REPUBLIKA.CO.ID, PARIS -- Presiden terpilih Prancis Emmanuel Macron memulai tugas pertamanya pada Senin (8/5). Ia harus membentuk sebuah tim pemerintahan yang efektif dalam waktu yang singkat, menjelang pemilihan parlemen negara itu yang digelar pada 11 dan 18 Juni mendatang.
Dilansir dari BBC, partai yang didirikan Macron, En Marche juga diumumkan telah berubah nama menjadi La Republique En Marche. Meski pria berusia 39 tahun itu ingin menjadi partai terbesar yang mendominasi, namun nampaknya hal tersebut tidak dapat dilakukan karena politikus dari En Marche selama ini tidak memiliki kursi di parlemen.
Dalam pemilihan umum putaran kedua atau final, Macron mendapatkan jumlah suara sebanyak 66,1 persen. Ia mengalahkan saingannya dari partai sayap ekstrem kanan Prancis National Front, Marine Le Pen yang hanya mengantongi 33,9 persen suara.
Meski demikian, jumlah partisipan dalam pemilu dilaporkan cukup rendah. Hal ini dilihat dari jumlah surat suara yang kosong atau dirusak sebagai tanda pemilih tak menentukan siapa salah satu kandidat untuk menjadi pemimpin baru Prancis.
Tugas pertama Macron setelah terpilih menjadi presiden adalah mendampingi Presiden Francois Hollande. Mereka tampil bersama meletakkan karangan bunga di sebuah makam prajurit tak dikenal. Ia akan menjadi pemimpin termuda sejak Napoleon Bonaparte yang menjadi pemimpin militer dan politik Prancis dan terkenal pada masa Perang Revolusioner.
Sementara itu, Le Pen yang kalah dalam pemilu kali ini mengatakan tidak akan mundur dari politik Prancis. Ia bersumpah secara radikal merombak dan menemukan gerakan politik dan membuka kemungkinan partainya berubah nama.
Pemilu kali ini juga menjadi sejarah baru bagi partai yang dikenal anti-imirgan dan anti-Uni Eropa tersebut. Meski National Front dikenal sebagai gerakan rasisal, antisemit, dan anti-Muslim, di bawah kepemimpinan Le Pen sejak enam tahun, nampaknya citra dari partai ini menjadi lebih baik.

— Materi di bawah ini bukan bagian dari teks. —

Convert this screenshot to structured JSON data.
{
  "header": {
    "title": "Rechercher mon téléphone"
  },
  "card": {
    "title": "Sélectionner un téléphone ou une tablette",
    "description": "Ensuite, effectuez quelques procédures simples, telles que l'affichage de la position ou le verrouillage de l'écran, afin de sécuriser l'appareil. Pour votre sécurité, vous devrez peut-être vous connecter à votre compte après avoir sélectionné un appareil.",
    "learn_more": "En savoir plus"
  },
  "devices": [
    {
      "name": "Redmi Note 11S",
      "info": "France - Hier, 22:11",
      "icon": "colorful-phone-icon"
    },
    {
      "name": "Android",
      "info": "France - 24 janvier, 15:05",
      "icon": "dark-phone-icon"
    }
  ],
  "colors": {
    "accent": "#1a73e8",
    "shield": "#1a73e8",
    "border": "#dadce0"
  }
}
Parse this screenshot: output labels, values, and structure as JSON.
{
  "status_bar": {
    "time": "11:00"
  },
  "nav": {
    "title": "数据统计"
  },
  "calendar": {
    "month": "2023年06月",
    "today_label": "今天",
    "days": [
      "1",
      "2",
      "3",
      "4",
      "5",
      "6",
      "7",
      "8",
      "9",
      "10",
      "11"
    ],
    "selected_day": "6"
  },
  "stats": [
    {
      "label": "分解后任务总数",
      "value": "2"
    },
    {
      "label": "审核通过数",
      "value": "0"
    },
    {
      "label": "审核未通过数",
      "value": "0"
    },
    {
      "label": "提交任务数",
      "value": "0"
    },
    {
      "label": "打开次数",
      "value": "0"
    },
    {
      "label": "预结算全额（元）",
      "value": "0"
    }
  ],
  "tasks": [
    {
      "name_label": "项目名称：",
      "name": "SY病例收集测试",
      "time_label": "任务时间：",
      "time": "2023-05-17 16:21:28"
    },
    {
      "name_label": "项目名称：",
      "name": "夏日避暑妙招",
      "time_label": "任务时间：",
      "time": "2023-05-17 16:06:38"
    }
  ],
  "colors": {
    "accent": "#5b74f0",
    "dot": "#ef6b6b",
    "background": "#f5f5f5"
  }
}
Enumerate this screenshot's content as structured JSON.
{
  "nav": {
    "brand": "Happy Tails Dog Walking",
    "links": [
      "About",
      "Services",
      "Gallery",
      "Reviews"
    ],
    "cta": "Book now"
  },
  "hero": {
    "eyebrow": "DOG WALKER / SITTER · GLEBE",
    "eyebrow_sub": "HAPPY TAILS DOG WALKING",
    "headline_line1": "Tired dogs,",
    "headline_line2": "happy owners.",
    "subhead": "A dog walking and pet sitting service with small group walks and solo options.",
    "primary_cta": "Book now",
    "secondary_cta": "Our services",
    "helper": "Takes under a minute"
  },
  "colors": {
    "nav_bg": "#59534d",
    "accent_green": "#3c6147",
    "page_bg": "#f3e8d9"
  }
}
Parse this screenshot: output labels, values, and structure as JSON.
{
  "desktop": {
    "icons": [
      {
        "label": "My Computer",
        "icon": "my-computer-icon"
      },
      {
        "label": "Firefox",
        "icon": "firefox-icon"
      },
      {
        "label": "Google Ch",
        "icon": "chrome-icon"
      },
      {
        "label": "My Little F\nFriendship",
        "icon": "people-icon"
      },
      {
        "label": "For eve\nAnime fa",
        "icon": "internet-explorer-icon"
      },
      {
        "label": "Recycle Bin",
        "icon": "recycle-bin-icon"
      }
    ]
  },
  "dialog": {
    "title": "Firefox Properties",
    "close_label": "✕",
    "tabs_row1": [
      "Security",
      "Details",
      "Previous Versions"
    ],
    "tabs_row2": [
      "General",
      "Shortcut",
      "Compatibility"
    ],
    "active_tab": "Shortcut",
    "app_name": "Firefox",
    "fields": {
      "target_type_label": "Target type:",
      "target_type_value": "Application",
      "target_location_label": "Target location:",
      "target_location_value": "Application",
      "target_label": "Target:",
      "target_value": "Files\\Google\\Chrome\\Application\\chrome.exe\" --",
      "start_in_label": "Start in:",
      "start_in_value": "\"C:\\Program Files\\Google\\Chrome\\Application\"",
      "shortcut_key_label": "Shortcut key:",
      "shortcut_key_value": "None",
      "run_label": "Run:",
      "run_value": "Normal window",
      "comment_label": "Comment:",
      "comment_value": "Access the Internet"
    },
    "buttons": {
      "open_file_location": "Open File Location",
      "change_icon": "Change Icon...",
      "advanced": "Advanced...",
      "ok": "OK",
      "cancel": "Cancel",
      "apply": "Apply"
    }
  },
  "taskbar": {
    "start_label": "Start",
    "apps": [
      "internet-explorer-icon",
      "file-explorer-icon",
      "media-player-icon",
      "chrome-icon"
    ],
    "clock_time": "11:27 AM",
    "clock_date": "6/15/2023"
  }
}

Front Nasional disebut perlahan mendapat tempat dalam 45 tahun terakhir, dengan kenaikan elektoral yang stabil. Sejumlah isu yang membuat keuntungan bagi partai tersebut diantaranya ancaman teroris, krisis pengungsi, dan imigrasi yang terjadi di Prancis membuat sejumlah orang mulai menaruh harapan.